By time, they’re talking about the writing style of a specific time period.
Feels like a click bait title. Of course language model weights encode different writing styles. The fact that you can lift out a vector to stylize writing is also more interesting, but that’s also nothing newly discovered here. It should be obvious that this is possible given that you can prompt ChatGPT to change its writing style.
Besides what the sibling comment said, what's most interesting (imo) is that you can manipulate the vectors like that. The fact that you can average the vectors for January and March, and get better results for February, is pretty surprising to me.
Generalizing vectors in generative models seems like an incredibly useful thing to know about, if you want to use them more effectively. Blew my mind when I saw someone demonstrate doing vector math on a GAN a couple years back to move an "input image" around the space of outputs.
Maybe this could be useful for singling out post-LLM text and generating output that excludes it.
It does work on other reflective actions, parent is just wrong; in the paper, they specifically run the experiment on a dataset of political affiliation over time
From the title, I was thinking "of course the neural network of the LLM is a [cause-effect] sequence of words" thus time is encoded in each connection.
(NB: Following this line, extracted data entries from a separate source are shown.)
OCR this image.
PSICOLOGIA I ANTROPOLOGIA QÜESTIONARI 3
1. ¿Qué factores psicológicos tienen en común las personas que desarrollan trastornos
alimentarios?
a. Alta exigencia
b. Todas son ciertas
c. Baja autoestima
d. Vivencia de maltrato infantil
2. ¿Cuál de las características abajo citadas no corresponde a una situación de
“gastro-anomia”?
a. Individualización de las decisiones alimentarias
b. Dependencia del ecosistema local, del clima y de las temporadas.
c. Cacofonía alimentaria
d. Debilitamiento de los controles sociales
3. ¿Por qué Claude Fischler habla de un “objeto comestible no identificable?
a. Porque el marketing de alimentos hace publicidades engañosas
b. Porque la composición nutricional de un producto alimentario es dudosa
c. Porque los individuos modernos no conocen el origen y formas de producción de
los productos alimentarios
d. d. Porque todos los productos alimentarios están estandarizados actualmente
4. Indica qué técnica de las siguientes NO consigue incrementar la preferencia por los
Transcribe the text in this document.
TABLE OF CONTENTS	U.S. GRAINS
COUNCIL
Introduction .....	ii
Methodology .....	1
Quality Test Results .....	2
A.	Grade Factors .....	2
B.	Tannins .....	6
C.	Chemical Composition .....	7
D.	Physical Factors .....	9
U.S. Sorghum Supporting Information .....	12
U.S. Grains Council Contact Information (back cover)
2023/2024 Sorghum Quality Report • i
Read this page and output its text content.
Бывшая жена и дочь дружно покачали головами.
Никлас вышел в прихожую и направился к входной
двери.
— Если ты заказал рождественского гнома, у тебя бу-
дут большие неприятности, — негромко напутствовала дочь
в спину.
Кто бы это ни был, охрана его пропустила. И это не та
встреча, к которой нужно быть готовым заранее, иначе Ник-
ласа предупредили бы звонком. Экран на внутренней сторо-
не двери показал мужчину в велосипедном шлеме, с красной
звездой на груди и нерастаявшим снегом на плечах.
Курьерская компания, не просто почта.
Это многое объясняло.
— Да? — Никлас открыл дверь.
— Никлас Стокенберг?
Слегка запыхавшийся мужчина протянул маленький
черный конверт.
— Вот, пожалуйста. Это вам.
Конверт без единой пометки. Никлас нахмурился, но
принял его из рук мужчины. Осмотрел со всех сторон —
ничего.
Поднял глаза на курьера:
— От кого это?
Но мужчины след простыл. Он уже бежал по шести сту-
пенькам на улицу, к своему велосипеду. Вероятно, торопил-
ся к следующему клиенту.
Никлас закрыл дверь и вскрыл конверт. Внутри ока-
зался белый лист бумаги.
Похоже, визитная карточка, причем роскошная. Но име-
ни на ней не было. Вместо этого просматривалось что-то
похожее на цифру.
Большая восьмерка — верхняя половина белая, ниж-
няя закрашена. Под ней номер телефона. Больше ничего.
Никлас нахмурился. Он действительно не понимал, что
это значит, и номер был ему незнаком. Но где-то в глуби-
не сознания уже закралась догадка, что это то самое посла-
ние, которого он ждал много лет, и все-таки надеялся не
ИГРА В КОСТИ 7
Twitter doesn’t show replies if you are not logged in. As others have said, I also don’t have an account. So this link provides the full context. The twitter link only shows the post and no replies.
Twitter doesn't even show most recent tweets from profiles unless you are logged in now. They show a summary of the profile's activity. Nitter is great if you don't have a Twitter account.
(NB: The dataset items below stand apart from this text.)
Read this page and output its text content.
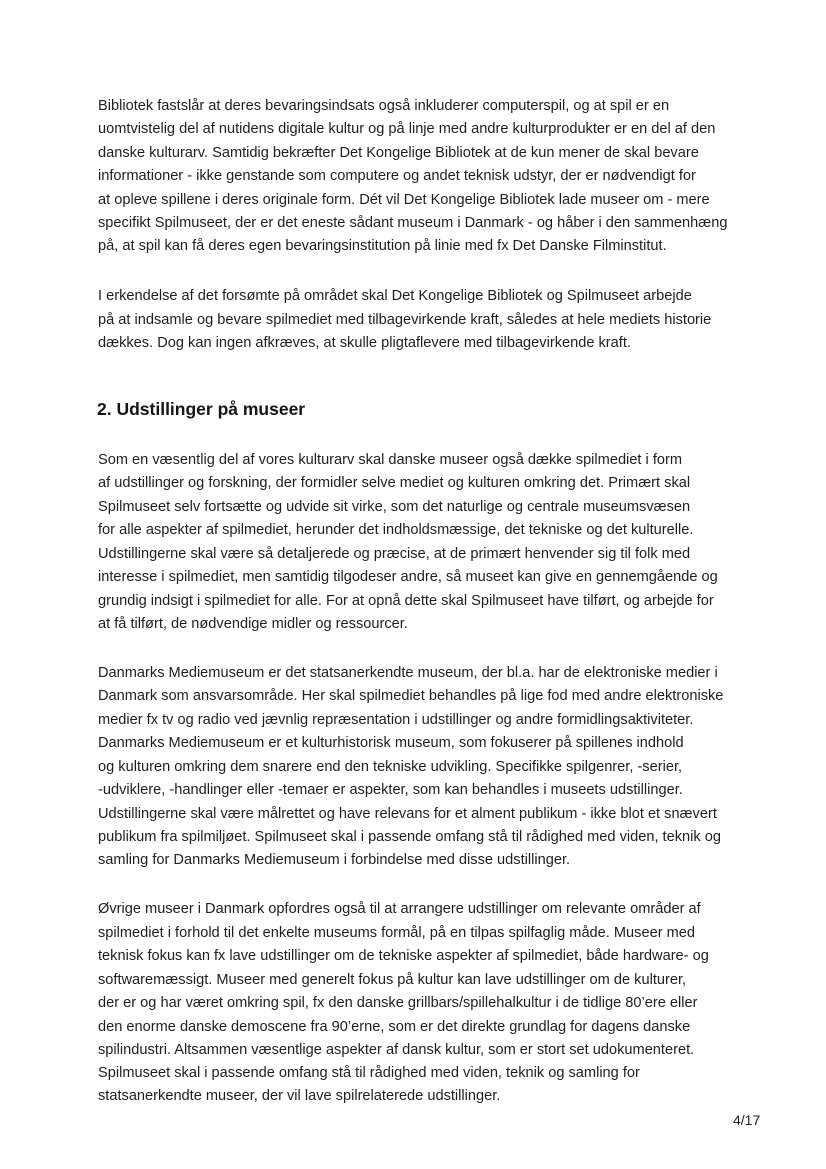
Bibliotek fastslår at deres bevaringsindsats også inkluderer computerspil, og at spil er en
uomtvistelig del af nutidens digitale kultur og på linje med andre kulturprodukter er en del af den
danske kulturarv. Samtidig bekræfter Det Kongelige Bibliotek at de kun mener de skal bevare
informationer - ikke genstande som computere og andet teknisk udstyr, der er nødvendigt for
at opleve spillene i deres originale form. Dét vil Det Kongelige Bibliotek lade museer om - mere
specifikt Spilmuseet, der er det eneste sådant museum i Danmark - og håber i den sammenhæng
på, at spil kan få deres egen bevaringsinstitution på linie med fx Det Danske Filminstitut.
I erkendelse af det forsømte på området skal Det Kongelige Bibliotek og Spilmuseet arbejde
på at indsamle og bevare spilmediet med tilbagevirkende kraft, således at hele mediets historie
dækkes. Dog kan ingen afkræves, at skulle pligtaflevere med tilbagevirkende kraft.
2. Udstillinger på museer
Som en væsentlig del af vores kulturarv skal danske museer også dække spilmediet i form
af udstillinger og forskning, der formidler selve mediet og kulturen omkring det. Primært skal
Spilmuseet selv fortsætte og udvide sit virke, som det naturlige og centrale museumsvæsen
for alle aspekter af spilmediet, herunder det indholdsmæssige, det tekniske og det kulturelle.
Udstillingerne skal være så detaljerede og præcise, at de primært henvender sig til folk med
interesse i spilmediet, men samtidig tilgodeser andre, så museet kan give en gennemgående og
grundig indsigt i spilmediet for alle. For at opnå dette skal Spilmuseet have tilført, og arbejde for
at få tilført, de nødvendige midler og ressourcer.
Danmarks Mediemuseum er det statsanerkendte museum, der bl.a. har de elektroniske medier i
Danmark som ansvarsområde. Her skal spilmediet behandles på lige fod med andre elektroniske
medier fx tv og radio ved jævnlig repræsentation i udstillinger og andre formidlingsaktiviteter.
Danmarks Mediemuseum er et kulturhistorisk museum, som fokuserer på spillenes indhold
og kulturen omkring dem snarere end den tekniske udvikling. Specifikke spilgenrer, -serier,
-udviklere, -handlinger eller -temaer er aspekter, som kan behandles i museets udstillinger.
Udstillingerne skal være målrettet og have relevans for et alment publikum - ikke blot et snævert
publikum fra spilmiljøet. Spilmuseet skal i passende omfang stå til rådighed med viden, teknik og
samling for Danmarks Mediemuseum i forbindelse med disse udstillinger.
Øvrige museer i Danmark opfordres også til at arrangere udstillinger om relevante områder af
spilmediet i forhold til det enkelte museums formål, på en tilpas spilfaglig måde. Museer med
teknisk fokus kan fx lave udstillinger om de tekniske aspekter af spilmediet, både hardware- og
softwaremæssigt. Museer med generelt fokus på kultur kan lave udstillinger om de kulturer,
der er og har været omkring spil, fx den danske grillbars/spillehalkultur i de tidlige 80’ere eller
den enorme danske demoscene fra 90’erne, som er det direkte grundlag for dagens danske
spilindustri. Altsammen væsentlige aspekter af dansk kultur, som er stort set udokumenteret.
Spilmuseet skal i passende omfang stå til rådighed med viden, teknik og samling for
statsanerkendte museer, der vil lave spilrelaterede udstillinger.
4/17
I think I like time. Though spectral, indeterminate, presently a fixture, essential moments last forever but occur daily. Why would any network encode time if it were all just a crystal vase?
Beautiful. Thoughtful. Clever. Wise. In brightness like the face of Odin, in hearing like Moo, in spring and morning most goodly delight. Doing poetic justice to itself. Bringing up crystal vases! Per-bloody-fect.
Sooo… if I’m reading this right, it’s possible to force an AI into extrapolating into the future. As in, it’ll answer as-if its training was based on data from future years.
Obviously this isn’t time travel, but more of a zeitgeist extrapolation.
I would expect that if an AI was made to answer like it’s from December 2024 it would talk a lot about the US election but it wouldn’t know who won — just that a “race is on.”
This could have actual utility: predicting trends, fads, new market opportunities, etc…
Kind of. You still need some data from the "future" to extrapolate it: In the paper, they take an LLM finetuned on 2015 political affiliation data, and add to it the difference between 2020 and 2015 Twitter data, and show that the performance is better when the new model is asked about 2020 political affiliation.
So, the LLM still needs to know about 2020 from somewhere. In a way, you teach it about the task, then separately you teach it about 2020, and this method can combine that to make it solve the task for year 2020.
A vector is a position in a dimensional space. In 2D space a vector is a point (x, y) like (1, 3) or (-2.5, 7.39). We can also do simple math on vectors like addition: (1, 3) + (2, -1) = (3, 2).
LLMs treat language as combinations of vectors of a very high dimension -- (x, y, z, a, b, c, d, ...). The neat thing is that we can combine these just like the 2D vectors and get meaningful results. If we have the vectors for the concepts "King" and "Woman", adding them gives a vector close to the one for "Queen"!
Once you know this, you can extrapolate and look for ways to categorize groups of vectors and combine them in new ways. As I read it, this research is about finding the vector weights for text from specific time periods -- i.e. January of 2021 -- and comparing them to the vectors for text from a different period -- i.e. March of 2021. It seems that all the operations are still meaningful, you can even do something like averaging vectors in January and March and getting ones that look like vectors in February!
Well, I think this could become one of most underestimated idea in LLM development.
To be honest, it is relatively obvious idea, to make vectors from timestamps and feed them to LLMs, but for some strange reason, nobody made this before and looks like, this is mostly unnoticed in NN community.
I think a more general way to think about it would be to add any data and reduce weight. For eg, if we want to create geography vectors, we would add all geography data to fine tune and then take a difference. Now add this to any other model with same architecture, and you have a geography capable llm.
Feels like a click bait title. Of course language model weights encode different writing styles. The fact that you can lift out a vector to stylize writing is also more interesting, but that’s also nothing newly discovered here. It should be obvious that this is possible given that you can prompt ChatGPT to change its writing style.